Amongst the many things that I find fascinating about this work is the fact that it is a carefully executed project that uses mathematical modelling in intimate combination with laboratory experiment – the “fieldwork” informs the maths which, in turn, informs the next phase of laboratory investigation. In a world where, in my view, we place undue faith in the validity of mathematical models alone, particularly when evaluating complex natural processes, this kind of “continuous feedback” approach is to be admired and emulated.
[ The Georgia Tech press release page has links to further sources]
Interesting too that traditional design so closely approximated technical findings, as in this example of a fond early memory:
http://www.letterbox.co.uk/20670-04382-LBPOCKETMONEYTOYS3-2/pocket-money-toys/up-to-3-pounds/jointed-snake
Greetings, Michael. I have been keeping up with your postings, and greatly enjoyed the set on writing a successful work of popular science.
Best wishes,
Richard
Posted by: Richard Bready | July 23, 2010 at 12:01 AM
Greetings Richard - and thanks for the analogy. I hadn't even thought of the design correlation with those toy snakes - but I remember them well myself!

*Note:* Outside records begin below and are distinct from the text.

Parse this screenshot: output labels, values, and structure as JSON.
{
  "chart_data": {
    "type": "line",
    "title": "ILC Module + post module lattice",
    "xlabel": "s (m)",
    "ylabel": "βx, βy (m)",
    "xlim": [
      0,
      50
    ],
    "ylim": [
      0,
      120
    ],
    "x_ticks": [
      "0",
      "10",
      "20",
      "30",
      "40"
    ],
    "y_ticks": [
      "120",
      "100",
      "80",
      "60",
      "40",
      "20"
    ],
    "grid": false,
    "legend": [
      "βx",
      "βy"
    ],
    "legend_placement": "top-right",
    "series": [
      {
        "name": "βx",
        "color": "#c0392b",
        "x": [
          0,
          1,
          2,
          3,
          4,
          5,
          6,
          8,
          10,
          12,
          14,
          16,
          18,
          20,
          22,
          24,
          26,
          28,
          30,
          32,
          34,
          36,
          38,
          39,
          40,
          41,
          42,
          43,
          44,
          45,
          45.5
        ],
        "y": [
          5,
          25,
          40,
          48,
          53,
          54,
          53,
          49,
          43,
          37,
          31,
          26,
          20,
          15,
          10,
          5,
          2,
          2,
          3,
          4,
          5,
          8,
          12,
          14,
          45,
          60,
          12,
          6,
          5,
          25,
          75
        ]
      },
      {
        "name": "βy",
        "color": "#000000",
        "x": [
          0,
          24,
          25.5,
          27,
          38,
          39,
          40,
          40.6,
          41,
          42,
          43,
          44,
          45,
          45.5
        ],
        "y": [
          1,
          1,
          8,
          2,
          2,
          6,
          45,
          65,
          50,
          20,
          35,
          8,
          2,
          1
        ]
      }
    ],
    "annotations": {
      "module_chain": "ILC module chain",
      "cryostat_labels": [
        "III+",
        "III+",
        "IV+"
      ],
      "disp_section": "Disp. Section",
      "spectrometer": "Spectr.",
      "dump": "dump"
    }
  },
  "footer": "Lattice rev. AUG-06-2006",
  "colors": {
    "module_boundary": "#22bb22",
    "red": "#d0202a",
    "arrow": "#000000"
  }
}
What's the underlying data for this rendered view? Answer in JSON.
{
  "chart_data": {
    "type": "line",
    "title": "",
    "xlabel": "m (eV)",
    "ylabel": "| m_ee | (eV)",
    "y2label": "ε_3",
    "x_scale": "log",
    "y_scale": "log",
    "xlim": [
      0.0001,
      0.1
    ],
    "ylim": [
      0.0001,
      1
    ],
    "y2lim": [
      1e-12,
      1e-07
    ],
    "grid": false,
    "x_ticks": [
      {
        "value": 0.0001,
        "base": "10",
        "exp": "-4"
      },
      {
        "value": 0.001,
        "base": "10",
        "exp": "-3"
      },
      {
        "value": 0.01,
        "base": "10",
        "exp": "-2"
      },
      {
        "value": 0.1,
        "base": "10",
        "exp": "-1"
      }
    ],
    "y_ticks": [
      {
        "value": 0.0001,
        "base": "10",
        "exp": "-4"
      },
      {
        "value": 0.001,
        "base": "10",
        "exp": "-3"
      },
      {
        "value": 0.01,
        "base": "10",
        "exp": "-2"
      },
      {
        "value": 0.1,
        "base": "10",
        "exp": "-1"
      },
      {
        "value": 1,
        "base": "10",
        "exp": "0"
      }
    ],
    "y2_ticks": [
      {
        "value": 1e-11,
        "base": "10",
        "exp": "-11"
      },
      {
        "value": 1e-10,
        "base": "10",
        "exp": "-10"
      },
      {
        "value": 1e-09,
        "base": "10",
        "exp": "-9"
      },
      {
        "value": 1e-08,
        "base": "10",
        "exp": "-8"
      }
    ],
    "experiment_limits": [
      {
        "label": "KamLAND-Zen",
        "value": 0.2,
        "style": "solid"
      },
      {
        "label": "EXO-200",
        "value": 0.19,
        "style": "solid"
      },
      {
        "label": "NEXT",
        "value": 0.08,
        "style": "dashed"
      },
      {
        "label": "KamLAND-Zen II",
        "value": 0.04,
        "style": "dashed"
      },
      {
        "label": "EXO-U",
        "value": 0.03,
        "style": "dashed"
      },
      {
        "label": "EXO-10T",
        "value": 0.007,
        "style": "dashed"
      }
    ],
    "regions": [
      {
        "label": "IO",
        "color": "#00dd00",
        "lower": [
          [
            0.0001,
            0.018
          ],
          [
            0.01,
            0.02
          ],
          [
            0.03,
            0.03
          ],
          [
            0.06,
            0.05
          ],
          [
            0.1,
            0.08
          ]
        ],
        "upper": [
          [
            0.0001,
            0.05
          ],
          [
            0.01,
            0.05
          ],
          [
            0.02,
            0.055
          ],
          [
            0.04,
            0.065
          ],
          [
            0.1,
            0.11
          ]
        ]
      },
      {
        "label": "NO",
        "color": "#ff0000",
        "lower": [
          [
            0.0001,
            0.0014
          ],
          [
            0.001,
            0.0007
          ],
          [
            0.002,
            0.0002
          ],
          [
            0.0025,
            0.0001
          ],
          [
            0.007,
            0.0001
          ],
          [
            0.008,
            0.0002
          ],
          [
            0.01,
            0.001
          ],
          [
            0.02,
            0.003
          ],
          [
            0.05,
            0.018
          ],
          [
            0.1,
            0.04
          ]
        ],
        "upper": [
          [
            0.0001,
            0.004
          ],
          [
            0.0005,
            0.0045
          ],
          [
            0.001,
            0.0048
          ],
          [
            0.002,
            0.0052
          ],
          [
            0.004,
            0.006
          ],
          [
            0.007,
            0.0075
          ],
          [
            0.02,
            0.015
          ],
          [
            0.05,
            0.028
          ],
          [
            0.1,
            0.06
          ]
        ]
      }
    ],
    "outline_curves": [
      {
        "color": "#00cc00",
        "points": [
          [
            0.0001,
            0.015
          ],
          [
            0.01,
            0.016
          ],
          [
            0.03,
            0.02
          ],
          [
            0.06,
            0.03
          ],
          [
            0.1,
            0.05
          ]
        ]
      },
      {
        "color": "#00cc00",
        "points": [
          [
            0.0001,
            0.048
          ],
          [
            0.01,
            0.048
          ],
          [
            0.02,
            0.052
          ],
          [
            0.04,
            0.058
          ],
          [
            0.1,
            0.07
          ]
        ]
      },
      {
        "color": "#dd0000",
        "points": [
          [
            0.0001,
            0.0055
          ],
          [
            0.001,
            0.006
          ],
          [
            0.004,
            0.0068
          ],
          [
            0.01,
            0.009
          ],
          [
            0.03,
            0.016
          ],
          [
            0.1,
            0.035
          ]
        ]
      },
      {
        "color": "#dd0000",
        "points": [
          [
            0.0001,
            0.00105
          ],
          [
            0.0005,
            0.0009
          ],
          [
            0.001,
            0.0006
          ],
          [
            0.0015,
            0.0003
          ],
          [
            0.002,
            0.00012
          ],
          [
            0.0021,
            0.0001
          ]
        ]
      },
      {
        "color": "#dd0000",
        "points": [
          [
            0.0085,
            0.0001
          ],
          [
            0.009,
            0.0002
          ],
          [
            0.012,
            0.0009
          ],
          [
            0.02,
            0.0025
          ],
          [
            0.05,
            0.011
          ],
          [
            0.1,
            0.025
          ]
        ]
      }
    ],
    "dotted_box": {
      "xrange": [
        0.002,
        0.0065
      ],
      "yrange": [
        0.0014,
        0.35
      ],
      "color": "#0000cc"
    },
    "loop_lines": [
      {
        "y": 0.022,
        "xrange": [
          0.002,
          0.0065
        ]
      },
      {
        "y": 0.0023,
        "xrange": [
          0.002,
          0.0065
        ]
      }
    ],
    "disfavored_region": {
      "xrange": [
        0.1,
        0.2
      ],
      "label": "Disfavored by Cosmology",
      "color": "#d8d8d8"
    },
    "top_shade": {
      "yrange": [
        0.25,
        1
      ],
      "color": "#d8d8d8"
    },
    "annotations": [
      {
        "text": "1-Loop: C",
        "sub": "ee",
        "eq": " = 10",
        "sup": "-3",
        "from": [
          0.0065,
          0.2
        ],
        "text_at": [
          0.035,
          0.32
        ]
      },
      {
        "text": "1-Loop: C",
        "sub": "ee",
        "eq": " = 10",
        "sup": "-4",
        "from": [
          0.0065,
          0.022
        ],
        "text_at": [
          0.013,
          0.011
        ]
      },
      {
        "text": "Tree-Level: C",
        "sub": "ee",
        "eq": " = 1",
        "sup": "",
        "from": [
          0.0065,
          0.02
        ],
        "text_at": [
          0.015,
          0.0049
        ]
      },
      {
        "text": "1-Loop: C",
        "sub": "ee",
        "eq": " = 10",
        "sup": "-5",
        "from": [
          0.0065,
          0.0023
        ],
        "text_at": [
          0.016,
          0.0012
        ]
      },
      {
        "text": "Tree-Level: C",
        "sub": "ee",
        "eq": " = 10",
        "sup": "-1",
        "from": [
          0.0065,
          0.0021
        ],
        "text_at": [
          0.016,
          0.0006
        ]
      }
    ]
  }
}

Posted by: Sandglass | July 23, 2010 at 05:31 PM
I thought you had another entry related to this aside from the one at your link:
http://throughthesandglass.typepad.com/through_the_sandglass/2009/06/of-reptiles-and-robots---locomotion-in-sand.html
Apparently, my memory is still intact. :)
The tight coupling between modeling and experimentation is a really fantastic situation when it comes along. I'm sure it would be difficult to accomplish in some studies, but certainly more researchers could bring these together more often. Perhaps I have always been naive, but I have always thought that this was the core of the scientific method.
Posted by: F | July 23, 2010 at 07:47 PM
Hmmm! That's a creative ideas to use robot for right purpose.